ノラは険悪な目付きで憲兵達を……ダミアン・マスグレイヴを睨み付けた。
「密告の次は墓荒らし?憲兵ってずいぶん暇なのね」
ノラがいらいらと挑発し、ダミアンは口にくわえた煙草を地面に吐き捨てた。
「俺は何度も忠告したはずだぞ。聞かなかったのは先生の方だ」
「…………」
「時間の問題だったんだよ。こうなることは」
悔しいが、ダミアンの言う通りだった。彼は毎週のようにサインツの自宅を訪ねては、注意を喚起していた。耳の痛い忠言を、サインツはいつも、のらりくらりとかわしていた。
サリエリの墓に花を手向けて立ち上がると、ダミアンが近付いてきた。
「先生からお前に贈りもんだ」
彼はその手に抱えられた小箱を、ノラに向かって突き出した。「開けてみろ」
ノラは小箱の蓋を開けて、中身を確認した。
「これは……」
柔らかそうな布のクッションの上に横たわる、金属の塊。視界に入れた瞬間、ノラの脳裏にまざまざと当時の記憶が蘇ってきた。
両親の夫婦喧嘩を発端とした、ひと月半にも及ぶ大冒険。人攫いに騙され、売られて行く子ども達の顔。サリエリと歩いたミミエスの町並み。旅を終えて母の胸に飛び込んだ時の、後悔と安堵。

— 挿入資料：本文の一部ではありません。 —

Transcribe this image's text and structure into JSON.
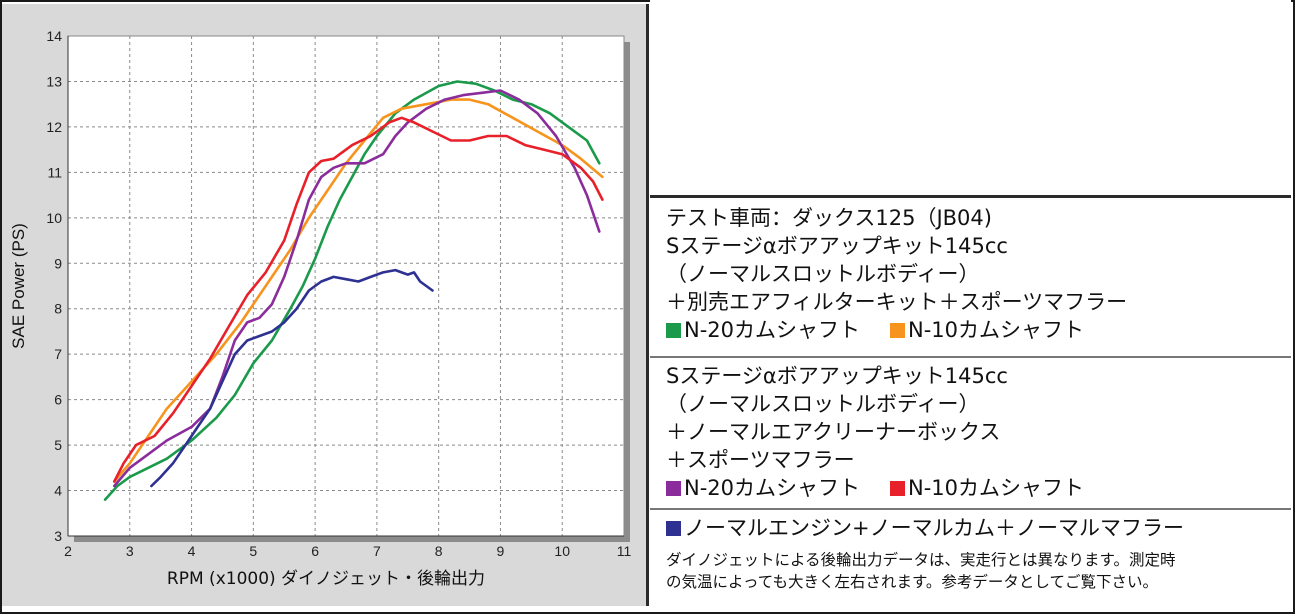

最も強烈に印象に残っているのは、殺人鬼シュテファン・ババコワの隠れ家で過ごした、数日間の出来事だ。目の前の金属の塊は、あの時二人を助けてくれた恩人、大悪党ロザリンダ・スカリが持っていた、雲を晴らす魔法の筒と、同じもののように見えた。
とても、とても危険なものだ。ノラはごくりと唾を飲み、添えられた手書きのメモを開いた。
『この町で最も賢良な者に、この宝を託す。君の人生に幸多かれと願う』
ノラは慌ててダミアンに小箱を突き返した。
「これを託されたのは、サリエリよ。私じゃない」
「先生はお前に言ったはずだ。坊やの墓を守れと。そいつはお前のもんだ」
ダミアンはノラの主張を退けた。
ずっしりと重たい小箱を手に、ノラは途方に暮れた。元に戻そうにも土を被せられてしまっているし、石の棺の蓋はノラ一人の力では開かない。
「肌身離さず持っておけ。そして決して人に見せるな」
ダミアンは背を向けて、町の方へ向かって歩き出した。ノラはその背中に向かって問いかけた。
「出ていくの……?」
「……ああ。もう俺達がこの町にとどまる理由はないからな」
新しい憲兵が派遣されてくるのを待って、ダミアン達は町を出て行った。